Hunt let this claim by Kennedy slide, perhaps because she couldn’t be prepared in advance for all the lies he was ready to spin out. But the claim was part of his known arsenal, so perhaps she should have been ready.

“With RFK Jr. running for President,” says veteran pseudoscience debunker David Gorski, “being ready with clips to bring home the evidence are not enough.” Reporters on the Kennedy beat must develop “a deep knowledge of the antivaccine claims that he’s been making since at least 2005 and then using that knowledge every time he tries to deny being antivaccine.” By his recknoning, “Kasie Hunt did way better than average with RFK Jr., but journalists need to do better still.”

Fighting back against the anti-vaccine propaganda spewed out by Kennedy and his cohort has never been as desperately crucial as it is today.

Thanks to the sustained assault on vaccination and science waged by right-wingers devoted to burnishing their own partisan bona fides rather than working in the public interest, vaccine coverage of kindergarten children has been declining since 2019 and remains well below the 95% target, according to the Centers for Disease Control and Prevention.

The share of children with a nonmedical exemption from vaccination, such as a parent’s purported religious or moral objections, reached 3% in the 2022-23 school year, “the highest exemption rate ever reported in the United States,” the CDC reports.

In Florida, that hotbed of anti-science folderol purveyed by Republican Gov.
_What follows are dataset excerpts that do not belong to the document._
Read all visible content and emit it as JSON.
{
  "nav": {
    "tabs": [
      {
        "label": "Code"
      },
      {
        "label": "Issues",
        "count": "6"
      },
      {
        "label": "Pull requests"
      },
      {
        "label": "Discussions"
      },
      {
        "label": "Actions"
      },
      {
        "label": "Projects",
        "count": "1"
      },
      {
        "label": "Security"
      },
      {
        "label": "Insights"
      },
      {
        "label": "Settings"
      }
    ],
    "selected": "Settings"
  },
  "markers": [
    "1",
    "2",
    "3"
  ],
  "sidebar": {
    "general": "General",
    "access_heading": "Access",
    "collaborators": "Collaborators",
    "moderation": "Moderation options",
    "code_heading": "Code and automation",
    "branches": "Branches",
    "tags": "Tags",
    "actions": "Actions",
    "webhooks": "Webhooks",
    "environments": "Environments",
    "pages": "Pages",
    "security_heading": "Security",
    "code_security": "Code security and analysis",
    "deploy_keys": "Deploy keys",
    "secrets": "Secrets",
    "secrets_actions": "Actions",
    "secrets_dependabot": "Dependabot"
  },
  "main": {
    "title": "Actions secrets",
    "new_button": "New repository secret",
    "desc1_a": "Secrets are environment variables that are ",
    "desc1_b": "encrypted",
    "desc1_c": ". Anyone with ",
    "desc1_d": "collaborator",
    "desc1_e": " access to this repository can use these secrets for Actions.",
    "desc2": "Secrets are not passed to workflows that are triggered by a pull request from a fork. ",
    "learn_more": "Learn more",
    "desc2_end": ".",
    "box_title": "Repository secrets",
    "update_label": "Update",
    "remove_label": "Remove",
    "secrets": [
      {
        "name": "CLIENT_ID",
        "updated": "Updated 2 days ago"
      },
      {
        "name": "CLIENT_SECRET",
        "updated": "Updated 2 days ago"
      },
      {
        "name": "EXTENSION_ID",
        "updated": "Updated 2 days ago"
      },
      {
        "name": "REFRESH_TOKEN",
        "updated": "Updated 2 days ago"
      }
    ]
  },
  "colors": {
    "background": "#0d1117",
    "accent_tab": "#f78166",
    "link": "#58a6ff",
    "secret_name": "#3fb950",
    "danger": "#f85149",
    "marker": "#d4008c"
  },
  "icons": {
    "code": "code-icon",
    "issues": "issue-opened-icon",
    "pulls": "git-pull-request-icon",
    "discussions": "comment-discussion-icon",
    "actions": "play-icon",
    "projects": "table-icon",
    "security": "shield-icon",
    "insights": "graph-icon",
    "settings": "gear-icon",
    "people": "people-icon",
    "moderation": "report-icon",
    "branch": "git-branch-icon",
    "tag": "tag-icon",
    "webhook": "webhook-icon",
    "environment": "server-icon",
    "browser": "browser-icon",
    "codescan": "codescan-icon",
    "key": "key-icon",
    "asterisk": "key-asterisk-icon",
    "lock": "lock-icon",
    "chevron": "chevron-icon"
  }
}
Ron DeSantis and his handpicked surgeon general, the anti-vaccine charlatan Joseph Ladapo, school vaccine rates for non-COVID diseases fell in 2022 to 91.7%, the lowest level in 10 years. Its rate fell again this year. The state’s vaccine exemption rate for childhood immunizations is 4.5%, the 12th worst in the nation.

States with responsible leaders respond to trends that threaten public health to that degree. After California’s 2010 outbreak of whooping cough (pertussis) — 9,120 cases, the most since 1947, the majority among unvaccinated children — the Legislature eliminated almost all nonmedical exemptions for childhood immunization. California’s exemption rate of 0.2% in 2022-23 was the third best in the nation, after West Virginia and New York.

Can vaccine resisters be reached with a rational counterargument? One would think so. They tend not to be low-income, low-information residents — two of the most-vaccinated states are West Virginia and Mississippi.

Rather, they tend to come from more affluent, educated families, the sort of people who think they’re so smart they can decide healthcare policies for themselves, no matter how complex the issue.

In this respect, however, they’re just being stupid — and irresponsible. They should be receptive to reason. Let’s hope that it doesn’t take outbreaks of dangerous diseases like measles in their school districts to open their eyes.